Accordingly, the trial court did not err when it ruled that in order to avoid giving the jury an incomplete recitation of the events leading to defendant's identification at the photo array, and to the extent that the defense intended to argue that the array caused the witnesses to identify defendant, testimony could be elicited that the witnesses met with an artist shortly after the crime, gave a description of the perpetrator, from which a composite sketch was created, and then years later the witnesses viewed the photo array. As the trial court stated, this would balance things "by giving the jury an understanding of what each of the witnesses' bases for the identification was as to whether they fabricated, either subliminally or induced to do it by the picture of him, or whether this goes back." The sketch itself would not have been admitted into evidence and a limiting instruction would have been given that the testimony as to the sketch could be used only to evaluate the expert's opinion that the eyewitnesses' in-court identifications were caused by having viewed defendant in the photo array years after the crime occurred.
We note further that in Santiago, when the Court of Appeals ruled that "Supreme Court should also have given more adequate consideration to whether the proposed testimony concerning exposure time, lineup fairness, the forgetting curve, and simultaneous versus sequential lineups was relevant ... and beyond the ken of the average juror, and if necessary held a Frye hearing," it stated in footnote 4: "We note that the fact that the victim assisted in the creation of an artist's sketch of her attacker does not render the expert testimony irrelevant" (Santiago, 17 NY3d at 672).
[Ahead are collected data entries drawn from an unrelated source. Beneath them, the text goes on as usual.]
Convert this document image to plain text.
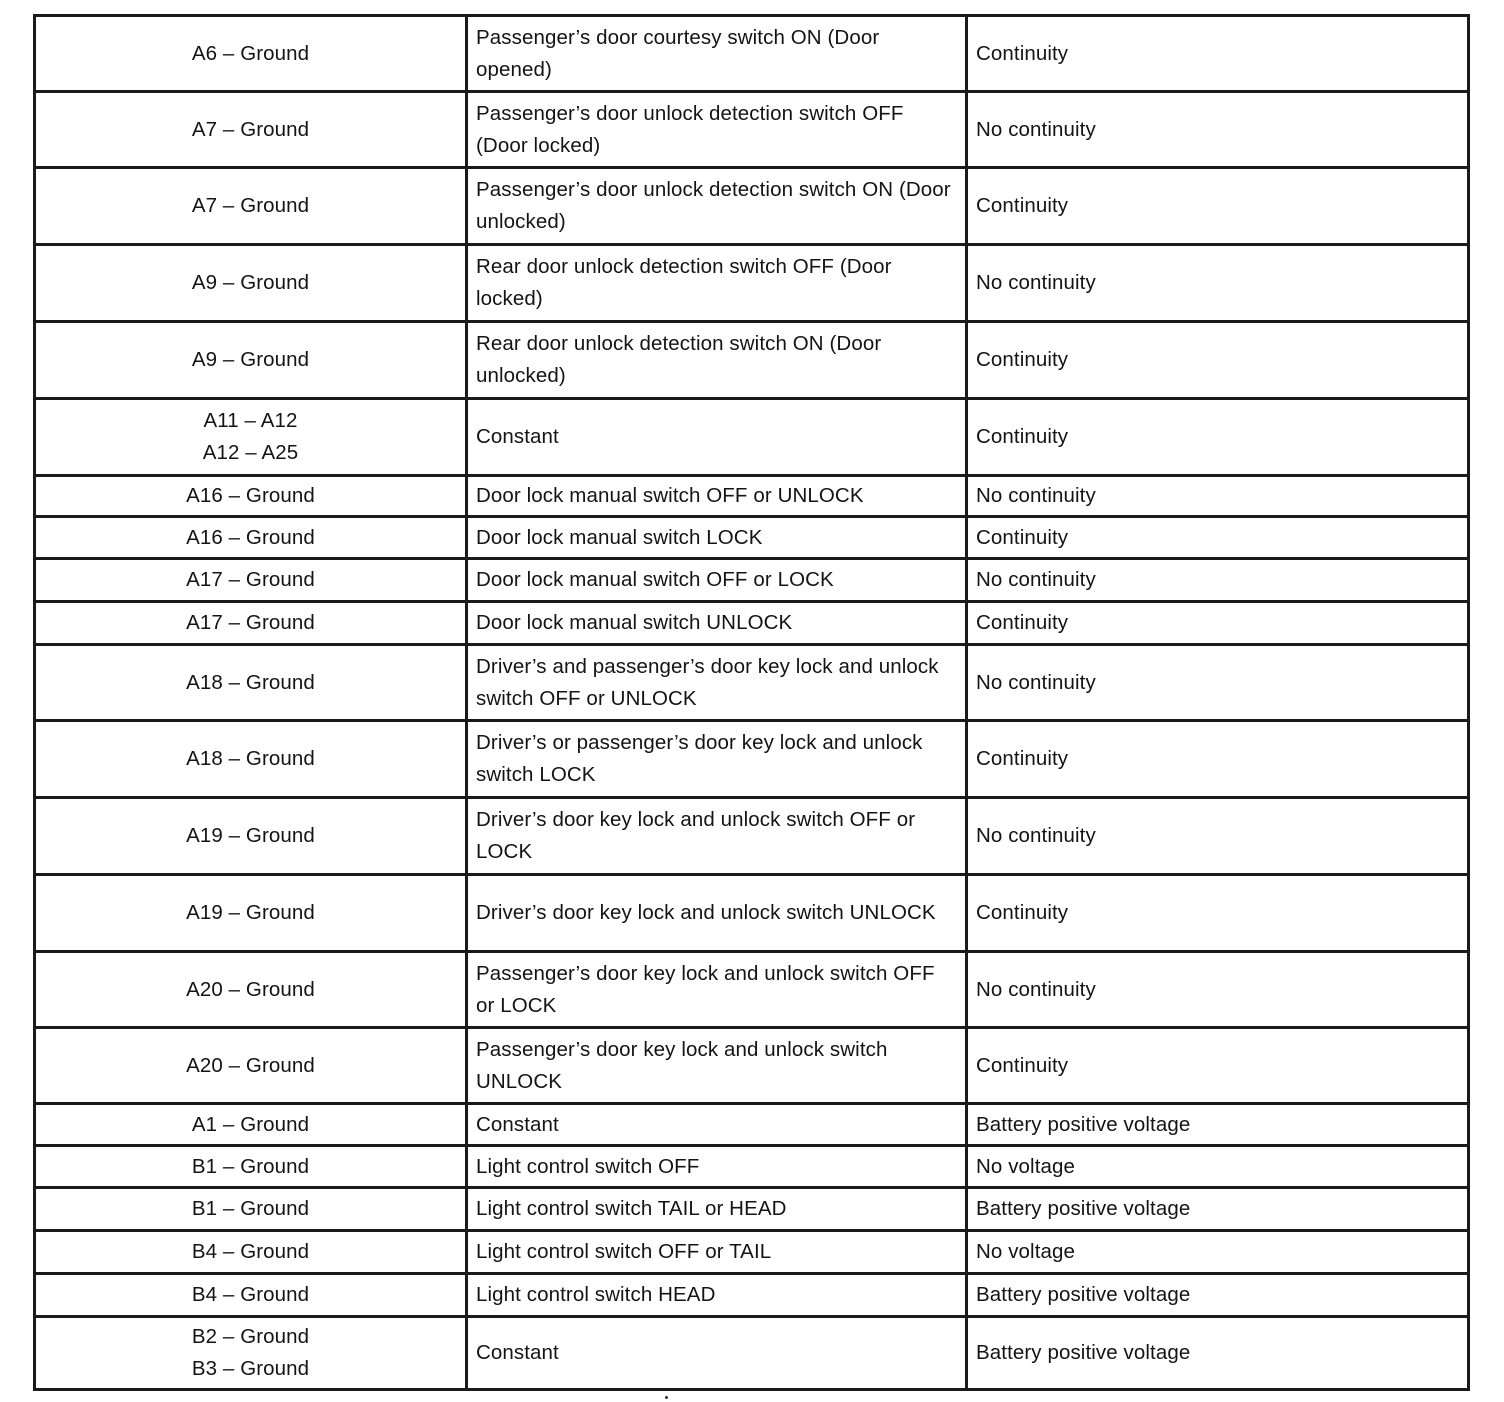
A6 – Ground	Passenger’s door courtesy switch ON (Door opened)	Continuity

A7 – Ground	Passenger’s door unlock detection switch OFF (Door locked)	No continuity

A7 – Ground	Passenger’s door unlock detection switch ON (Door unlocked)	Continuity

A9 – Ground	Rear door unlock detection switch OFF (Door locked)	No continuity

A9 – Ground	Rear door unlock detection switch ON (Door unlocked)	Continuity

A11 – A12
A12 – A25	Constant	Continuity

A16 – Ground	Door lock manual switch OFF or UNLOCK	No continuity

A16 – Ground	Door lock manual switch LOCK	Continuity

A17 – Ground	Door lock manual switch OFF or LOCK	No continuity

A17 – Ground	Door lock manual switch UNLOCK	Continuity

A18 – Ground	Driver’s and passenger’s door key lock and unlock switch OFF or UNLOCK	No continuity

A18 – Ground	Driver’s or passenger’s door key lock and unlock switch LOCK	Continuity

A19 – Ground	Driver’s door key lock and unlock switch OFF or LOCK	No continuity

A19 – Ground	Driver’s door key lock and unlock switch UNLOCK	Continuity

A20 – Ground	Passenger’s door key lock and unlock switch OFF or LOCK	No continuity

A20 – Ground	Passenger’s door key lock and unlock switch UNLOCK	Continuity

A1 – Ground	Constant	Battery positive voltage

B1 – Ground	Light control switch OFF	No voltage

B1 – Ground	Light control switch TAIL or HEAD	Battery positive voltage

B4 – Ground	Light control switch OFF or TAIL	No voltage

B4 – Ground	Light control switch HEAD	Battery positive voltage

B2 – Ground
B3 – Ground	Constant	Battery positive voltage
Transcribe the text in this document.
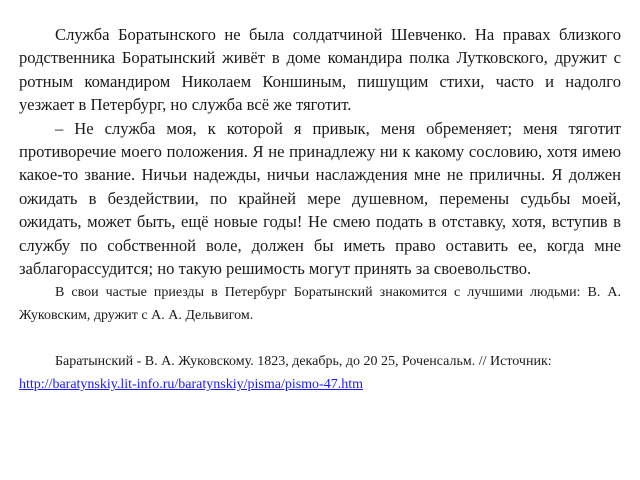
Служба Боратынского не была солдатчиной Шевченко. На правах близкого родственника Боратынский живёт в доме командира полка Лутковского, дружит с ротным командиром Николаем Коншиным, пишущим стихи, часто и надолго уезжает в Петербург, но служба всё же тяготит.

– Не служба моя, к которой я привык, меня обременяет; меня тяготит противоречие моего положения. Я не принадлежу ни к какому сословию, хотя имею какое-то звание. Ничьи надежды, ничьи наслаждения мне не приличны. Я должен ожидать в бездействии, по крайней мере душевном, перемены судьбы моей, ожидать, может быть, ещё новые годы! Не смею подать в отставку, хотя, вступив в службу по собственной воле, должен бы иметь право оставить ее, когда мне заблагорассудится; но такую решимость могут принять за своевольство.

В свои частые приезды в Петербург Боратынский знакомится с лучшими людьми: В. А. Жуковским, дружит с А. А. Дельвигом.

Баратынский - В. А. Жуковскому. 1823, декабрь, до 20 25, Роченсальм. // Источник:
http://baratynskiy.lit-info.ru/baratynskiy/pisma/pismo-47.htm
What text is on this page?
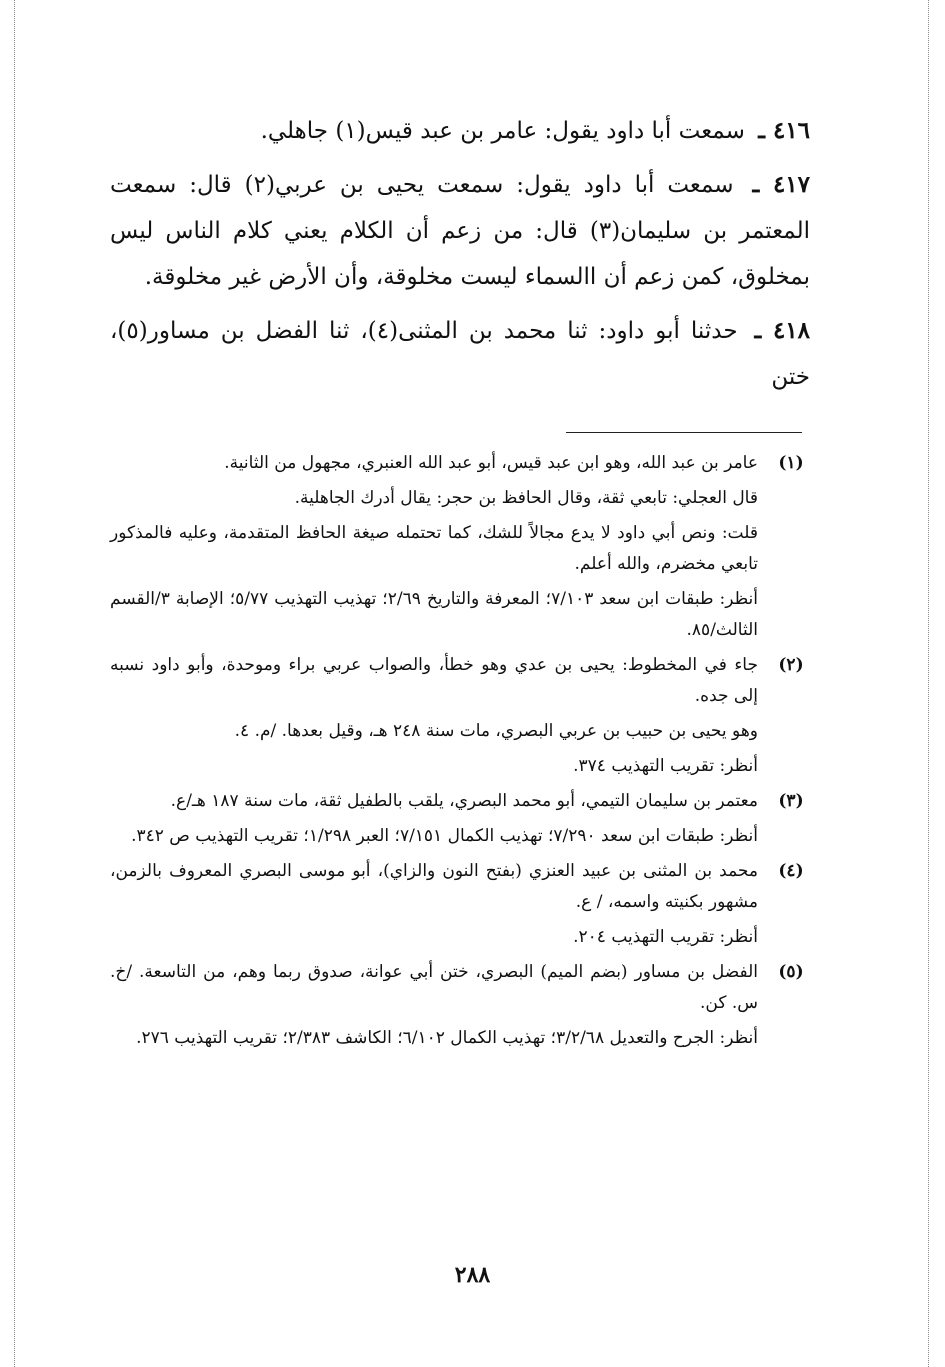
٤١٦ ـ سمعت أبا داود يقول: عامر بن عبد قيس(١) جاهلي.

٤١٧ ـ سمعت أبا داود يقول: سمعت يحيى بن عربي(٢) قال: سمعت المعتمر بن سليمان(٣) قال: من زعم أن الكلام يعني كلام الناس ليس بمخلوق، كمن زعم أن االسماء ليست مخلوقة، وأن الأرض غير مخلوقة.

٤١٨ ـ حدثنا أبو داود: ثنا محمد بن المثنى(٤)، ثنا الفضل بن مساور(٥)، ختن

(١)

عامر بن عبد الله، وهو ابن عبد قيس، أبو عبد الله العنبري، مجهول من الثانية.

قال العجلي: تابعي ثقة، وقال الحافظ بن حجر: يقال أدرك الجاهلية.

قلت: ونص أبي داود لا يدع مجالاً للشك، كما تحتمله صيغة الحافظ المتقدمة، وعليه فالمذكور تابعي مخضرم، والله أعلم.

أنظر: طبقات ابن سعد ٧/١٠٣؛ المعرفة والتاريخ ٢/٦٩؛ تهذيب التهذيب ٥/٧٧؛ الإصابة ٣/القسم الثالث/٨٥.

(٢)

جاء في المخطوط: يحيى بن عدي وهو خطأ، والصواب عربي براء وموحدة، وأبو داود نسبه إلى جده.

وهو يحيى بن حبيب بن عربي البصري، مات سنة ٢٤٨ هـ، وقيل بعدها. /م. ٤.

أنظر: تقريب التهذيب ٣٧٤.

(٣)

معتمر بن سليمان التيمي، أبو محمد البصري، يلقب بالطفيل ثقة، مات سنة ١٨٧ هـ/ع.

أنظر: طبقات ابن سعد ٧/٢٩٠؛ تهذيب الكمال ٧/١٥١؛ العبر ١/٢٩٨؛ تقريب التهذيب ص ٣٤٢.

(٤)

محمد بن المثنى بن عبيد العنزي (بفتح النون والزاي)، أبو موسى البصري المعروف بالزمن، مشهور بكنيته واسمه، / ع.

أنظر: تقريب التهذيب ٢٠٤.

(٥)

الفضل بن مساور (بضم الميم) البصري، ختن أبي عوانة، صدوق ربما وهم، من التاسعة. /خ. س. كن.

أنظر: الجرح والتعديل ٣/٢/٦٨؛ تهذيب الكمال ٦/١٠٢؛ الكاشف ٢/٣٨٣؛ تقريب التهذيب ٢٧٦.

٢٨٨
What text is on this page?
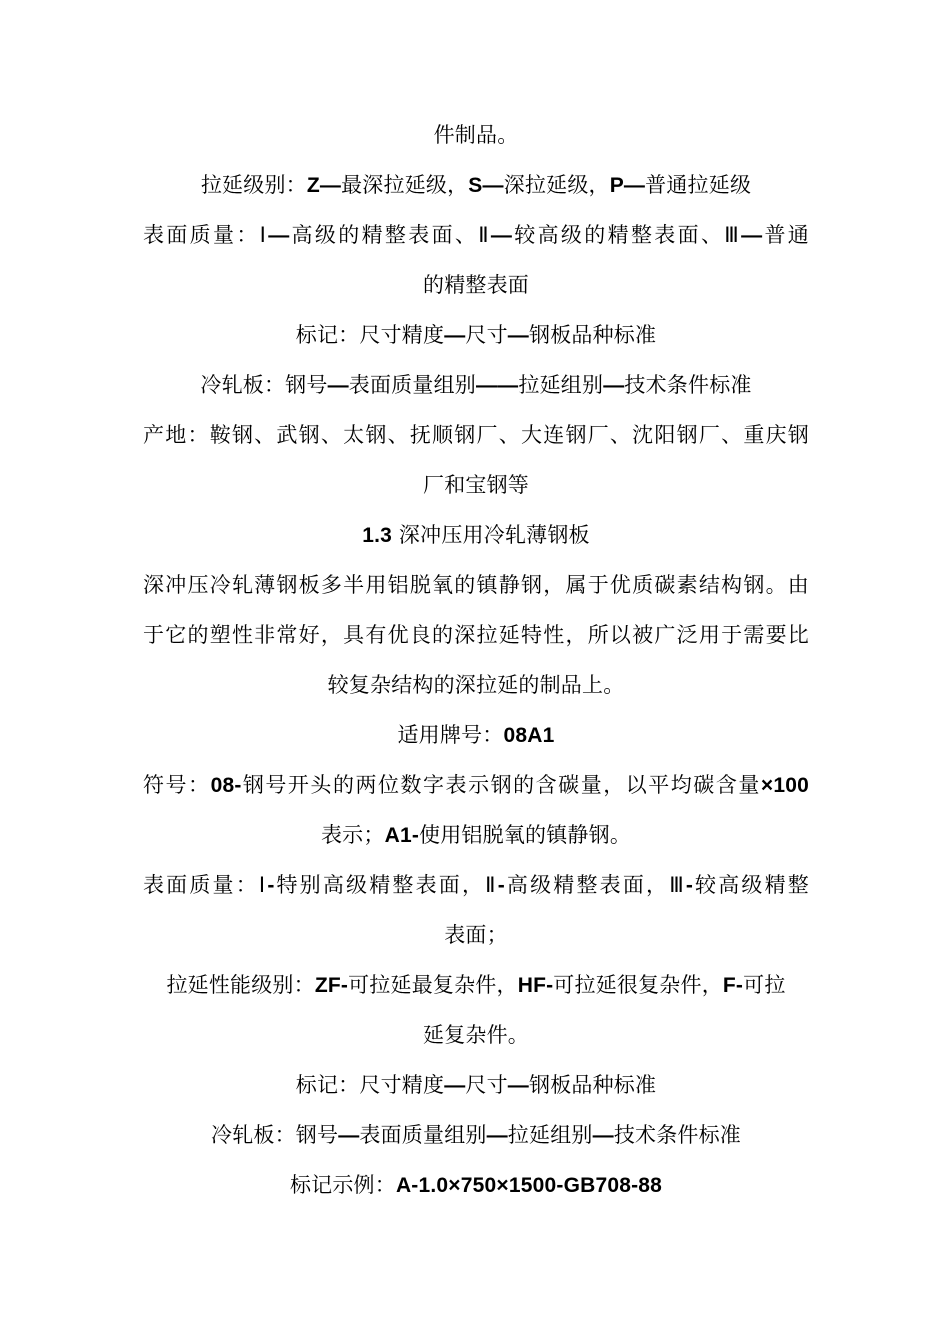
件制品。
拉延级别：Z—最深拉延级，S—深拉延级，P—普通拉延级
表面质量：Ⅰ—高级的精整表面、Ⅱ—较高级的精整表面、Ⅲ—普通
的精整表面
标记：尺寸精度—尺寸—钢板品种标准
冷轧板：钢号—表面质量组别——拉延组别—技术条件标准
产地：鞍钢、武钢、太钢、抚顺钢厂、大连钢厂、沈阳钢厂、重庆钢
厂和宝钢等
1.3 深冲压用冷轧薄钢板
深冲压冷轧薄钢板多半用铝脱氧的镇静钢，属于优质碳素结构钢。由
于它的塑性非常好，具有优良的深拉延特性，所以被广泛用于需要比
较复杂结构的深拉延的制品上。
适用牌号：08A1
符号：08-钢号开头的两位数字表示钢的含碳量，以平均碳含量×100
表示；A1-使用铝脱氧的镇静钢。
表面质量：Ⅰ-特别高级精整表面，Ⅱ-高级精整表面，Ⅲ-较高级精整
表面；
拉延性能级别：ZF-可拉延最复杂件，HF-可拉延很复杂件，F-可拉
延复杂件。
标记：尺寸精度—尺寸—钢板品种标准
冷轧板：钢号—表面质量组别—拉延组别—技术条件标准
标记示例：A-1.0×750×1500-GB708-88
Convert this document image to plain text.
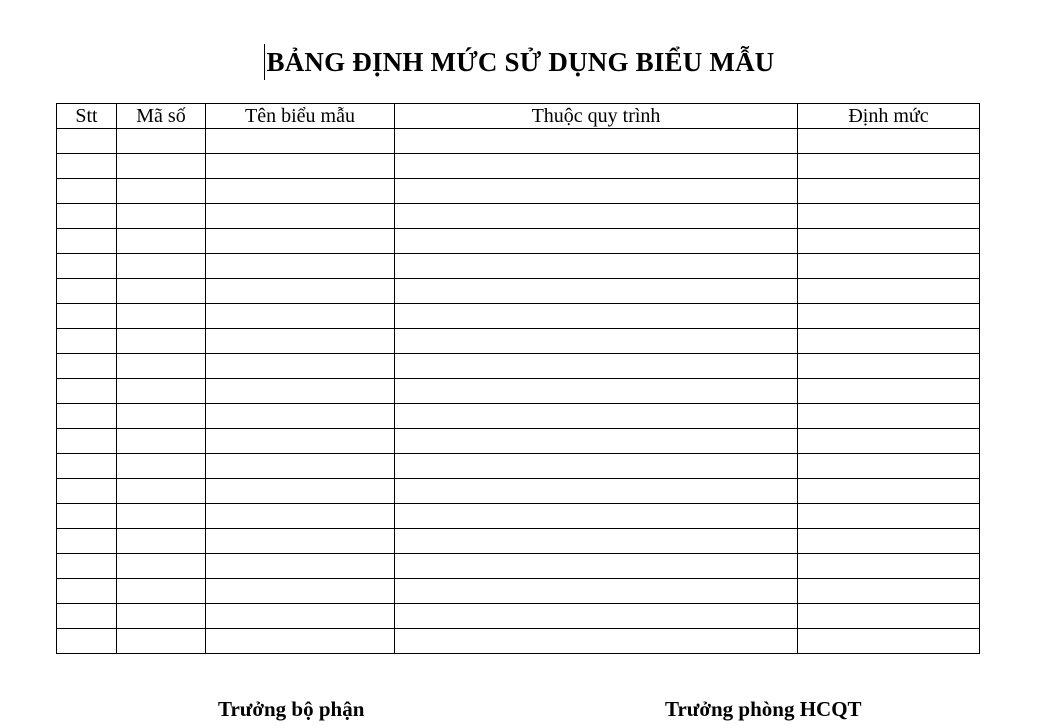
BẢNG ĐỊNH MỨC SỬ DỤNG BIỂU MẪU
Stt	Mã số	Tên biểu mẫu	Thuộc quy trình	Định mức

Trưởng bộ phận	Trưởng phòng HCQT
While the eyewitnesses' assistance in the creation of a sketch does not render the expert testimony irrelevant, we believe that its existence may be disclosed where it has a direct impact on the value of the expert's testimony on a particular point. Here, with the appropriate limiting instruction, it would not be unduly prejudicial to question the defense expert as to whether his opinion on the effect of postevent information would change based on evidence that the eyewitnesses had contributed to the preparation of a composite sketch of the perpetrator within days of the crime and before they saw the photo array.
Accordingly, the judgment of the Supreme Court, New York County (Lewis Bart Stone, J.), rendered March 3, 2009, convicting defendant, after a jury trial, of murder in the second degree, and sentencing him to a term of 25 years to life, should be affirmed.
All concur. Judgment, Supreme Court, New York County (Lewis Bart Stone, J.), rendered March 3, 2009, affirmed.
Opinion by Andrias, J. All concur. Andrias, J.P., Sweeny, Renwick, Freedman, Manzanet-Daniels, JJ. THIS CONSTITUTES THE DECISION AND ORDER OF THE SUPREME COURT, APPELLATE DIVISION, FIRST DEPARTMENT.